A estudante de 17 anos, Melissa Silva, compareceu ao primeiro dia de protesto na cidade onde ocorreu o caso. Melissa acredita que precisar fazer manifestações por essas razões no ano e período em que vive é triste, mas ao mesmo tempo ela se anima ao saber que há uma mobilização pelo fim do racismo. “Não somos poucos lutando por essa causa e não estamos em um único lugar lutando por isso, estamos pelo mundo todo. Não são somente pretos nessa causa, mas também amarelos, pardos, brancos e isso mostra que não é 'loucura da nossa cabeça', como muitos dizem!”, a estudante se posiciona.

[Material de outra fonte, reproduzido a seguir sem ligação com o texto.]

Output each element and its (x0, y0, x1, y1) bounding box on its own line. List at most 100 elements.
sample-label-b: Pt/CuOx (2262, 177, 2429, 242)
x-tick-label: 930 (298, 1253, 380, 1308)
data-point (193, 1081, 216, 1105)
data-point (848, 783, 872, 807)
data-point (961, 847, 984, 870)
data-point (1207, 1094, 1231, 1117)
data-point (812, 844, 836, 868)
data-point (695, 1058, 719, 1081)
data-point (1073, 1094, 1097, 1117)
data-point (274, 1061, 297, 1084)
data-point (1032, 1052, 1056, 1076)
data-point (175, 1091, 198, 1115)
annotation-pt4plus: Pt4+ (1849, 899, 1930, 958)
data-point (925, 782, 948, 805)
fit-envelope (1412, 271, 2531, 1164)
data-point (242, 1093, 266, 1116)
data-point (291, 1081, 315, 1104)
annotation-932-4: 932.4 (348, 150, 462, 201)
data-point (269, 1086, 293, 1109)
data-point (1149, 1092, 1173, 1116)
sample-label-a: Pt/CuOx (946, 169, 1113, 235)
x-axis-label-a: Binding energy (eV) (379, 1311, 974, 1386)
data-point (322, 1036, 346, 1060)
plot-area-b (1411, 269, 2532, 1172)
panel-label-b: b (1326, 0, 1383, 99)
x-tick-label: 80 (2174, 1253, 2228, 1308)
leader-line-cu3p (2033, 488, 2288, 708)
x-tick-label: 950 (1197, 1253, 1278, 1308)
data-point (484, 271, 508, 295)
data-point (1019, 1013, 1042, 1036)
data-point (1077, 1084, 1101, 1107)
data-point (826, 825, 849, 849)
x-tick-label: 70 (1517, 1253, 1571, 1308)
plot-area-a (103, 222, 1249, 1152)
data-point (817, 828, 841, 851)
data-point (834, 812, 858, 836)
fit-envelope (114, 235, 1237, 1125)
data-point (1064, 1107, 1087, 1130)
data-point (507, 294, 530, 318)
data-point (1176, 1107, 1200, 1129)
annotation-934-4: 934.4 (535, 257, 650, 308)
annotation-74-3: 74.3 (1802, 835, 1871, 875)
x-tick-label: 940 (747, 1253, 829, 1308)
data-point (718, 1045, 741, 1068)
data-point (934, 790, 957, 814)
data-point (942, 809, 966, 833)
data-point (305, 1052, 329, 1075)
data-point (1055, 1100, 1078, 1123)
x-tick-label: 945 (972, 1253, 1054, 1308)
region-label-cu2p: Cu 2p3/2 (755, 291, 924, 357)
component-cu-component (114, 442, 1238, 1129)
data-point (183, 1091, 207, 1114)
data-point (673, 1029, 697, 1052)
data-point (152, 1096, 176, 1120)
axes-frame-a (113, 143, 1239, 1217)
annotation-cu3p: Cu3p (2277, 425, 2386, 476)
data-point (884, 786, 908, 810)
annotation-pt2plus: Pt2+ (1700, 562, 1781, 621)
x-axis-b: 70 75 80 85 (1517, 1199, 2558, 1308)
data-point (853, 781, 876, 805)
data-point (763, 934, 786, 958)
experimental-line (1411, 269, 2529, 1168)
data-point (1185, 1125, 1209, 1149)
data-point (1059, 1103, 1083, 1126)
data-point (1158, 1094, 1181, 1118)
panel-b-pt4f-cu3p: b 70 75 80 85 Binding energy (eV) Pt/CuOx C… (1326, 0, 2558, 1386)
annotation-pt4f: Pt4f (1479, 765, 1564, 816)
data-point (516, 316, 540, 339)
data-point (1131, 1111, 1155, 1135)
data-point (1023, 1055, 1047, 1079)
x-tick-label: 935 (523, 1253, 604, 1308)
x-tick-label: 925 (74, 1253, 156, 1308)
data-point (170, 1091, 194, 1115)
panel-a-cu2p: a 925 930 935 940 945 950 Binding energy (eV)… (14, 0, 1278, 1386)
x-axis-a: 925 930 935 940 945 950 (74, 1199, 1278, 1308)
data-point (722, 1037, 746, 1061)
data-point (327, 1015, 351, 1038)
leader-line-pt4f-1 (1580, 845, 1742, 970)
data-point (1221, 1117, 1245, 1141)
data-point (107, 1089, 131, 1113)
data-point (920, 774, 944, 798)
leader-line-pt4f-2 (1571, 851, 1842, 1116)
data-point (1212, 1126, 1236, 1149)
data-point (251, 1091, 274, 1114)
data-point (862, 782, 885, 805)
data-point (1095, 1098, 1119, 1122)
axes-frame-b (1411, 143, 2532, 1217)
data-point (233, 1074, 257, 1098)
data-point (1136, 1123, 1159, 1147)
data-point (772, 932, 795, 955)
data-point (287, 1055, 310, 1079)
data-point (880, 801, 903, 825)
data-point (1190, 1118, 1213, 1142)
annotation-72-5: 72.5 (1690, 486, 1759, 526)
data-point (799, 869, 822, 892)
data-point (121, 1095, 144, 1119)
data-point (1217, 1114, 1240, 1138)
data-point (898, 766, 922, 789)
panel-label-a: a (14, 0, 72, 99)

Ademais, para a protestante, a música e o artista podem representar um grupo minorizado: “O artista nos mostra que podemos chegar onde queremos mesmo sendo pretos, que também sabemos atuar, cantar, pintar, dançar assim como os brancos e a música chega em qualquer lugar como em áreas mais pobres que não tem acesso à internet”, conclui. 

Alice Carvalho, 19, moradora da cidade de Ourinhos-SP, afirma que demorou para observar que era vítima de racismo, mas que o ato já ocorreu, inclusive, dentro de sua família. Para a vestibulanda os ataques contra ela sempre foram mais discretos: “Não é necessariamente a pessoa apontar na sua cara, é mais a forma como ela te olha e te trata [...] é engraçado porque quando você fala que a pessoa está sendo racista, geralmente ela tem aquela reação tipo 'Eu? Racista? Não, imagina, tem gente na minha família que é preta'. Sempre essa ideia de não querer ser o vilão”, observa.

A representatividade dentro da indústria musical faz diferença para a estudante, pois presenciar uma artista negra alcançar vários prêmios e visibilidade em eventos como o Grammy é sinônimo de alegria e identificação. Além da H.E.R., Alice se identifica com a cantora Alicia Keys, tendo a artista como uma referência para a luta contra o racismo. No contexto brasileiro, a jovem acredita que o rap é o gênero musical que mais fala sobre a luta social, citando o rapper Emicida como inspiração. 

Trazendo o rap como palco de discursos raciais no Brasil, o rapper Arthur Freestyle conta como é ser negro em uma indústria onde eles são minoria. Arthur ainda explica o motivo que o levou a cantar e compor sobre o racismo:

 
“Senti na pele toda a pressão e opressão vindo muitas vezes de pessoas que estavam no mesmo ambiente social. Eu acreditava que, fazendo o que eles diziam eu estaria indo para o caminho certo, só que aos 9 anos eu já era um garoto muito esperto, e comecei a perceber que algo estava errado. Ao começar a ouvir e cantar rap, ouvi muitas coisas como: rap é coisa de preto, não presta. Eu defendia com unhas e dentes meus amigos que tinha a pele preta, ficava com muita raiva, e por isso dali pra frente decidi que iria defender toda uma negritude, através das minhas rimas e principalmente a atitude”.
O cantor acredita que a representação da luta racial no meio artístico é de extrema importância para a identificação de grupos que sofrem preconceito. Ainda cita sua composição “Meus Ancestrais” como forma dessa representatividade. A música fala sobre os negros vindos da África que sofreram com a escravidão e criaram a Capoeira como uma forma de arte resistência. Para Arthur, “o discurso hoje não basta mais não ser racista, tem que ser também antirracista, tem que lutar contra quem pratica, apontando e mostrando os erros de quem comete esse tipo de crime”.